You might suggest we would stop growing before those results occurred, but if you believe we could stop growing then, it will be easier to stop growing now. The problem, again, is our culture. Technologies from the cotton gin to electric vehicles to fusion have and will exacerbate and accelerate our cultural outputs. Some are benign and desirable, but we don’t only grow the parts we like. Hydroelectric dams in the American southwest led to growing Phoenix, Las Vegas, and other cities dependent on power and water the dams can’t provide much longer. In the long term, they decreased resilience and increased scarcity. We grow all of our culture, including extinctions, dictators, deforestation, fentanyl, crack, Sacrifice Zones, and so on. If you want different result, first change our cultural values. Restore values of the Golden Rule, stewardship, and common decency, then technology will augment those values, though such a culture would probably innovate different technology less like fusion reactors and more like Amsterdam’s pedestrian and bike-friendly advances.
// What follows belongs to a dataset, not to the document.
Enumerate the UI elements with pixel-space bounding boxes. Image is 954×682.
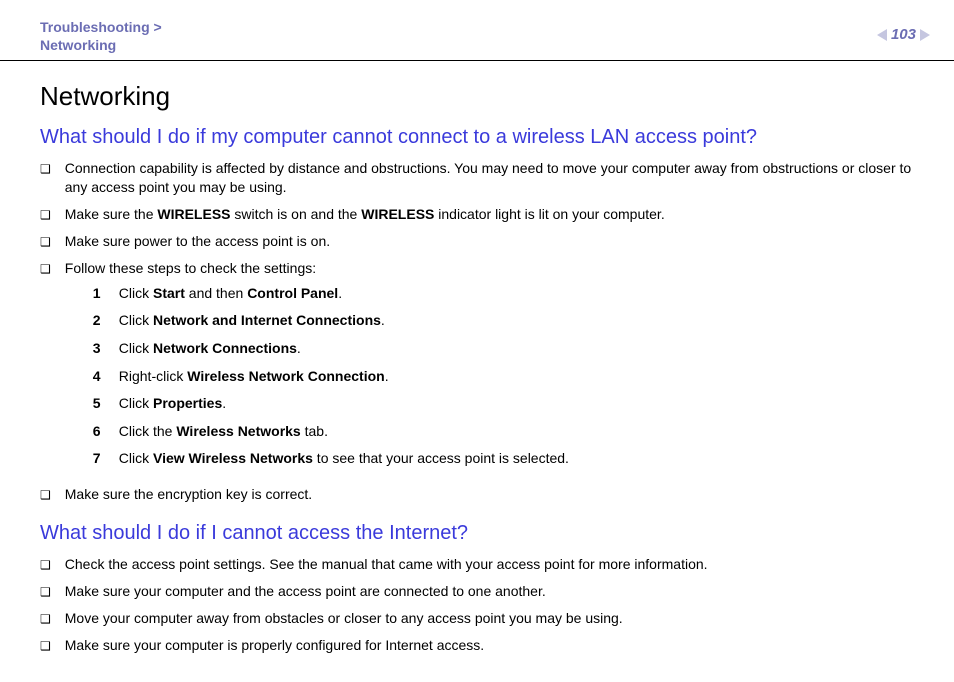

My background includes science, engineering, invention, entrepreneurship, patents, free trade, and personal growth resulting from economic growth. I love those things. I also recognize they are part of our culture. They augment all our values, not just some.
Imagine you could go back to talk to Eli Whitney, Robert Moses, or Norman Borlaug before they started. You might say “future generations value your ability to solve great problems, improve the economy, alleviate suffering, and attain great personal success, but if you do what you plan, you’ll achieve the opposite. If you do what you plan, it will for decades suggest certain numbers to track and by those numbers, your contribution will look great. But we know the pattern: underneath those numbers you will drive the system that caused the problems you want to solve. Future generations will lament your legacy and see you at best a tragic figure who didn’t mean to cause the suffering you unwittingly caused.” Borlaug saw this result in his lifetime. People who work with systems call it “overshoot and collapse.”
You might continue, “If you want to alleviate suffering and improve lives in the long run and create a matching legacy, focus on the systemic effects. Live your values yourself.”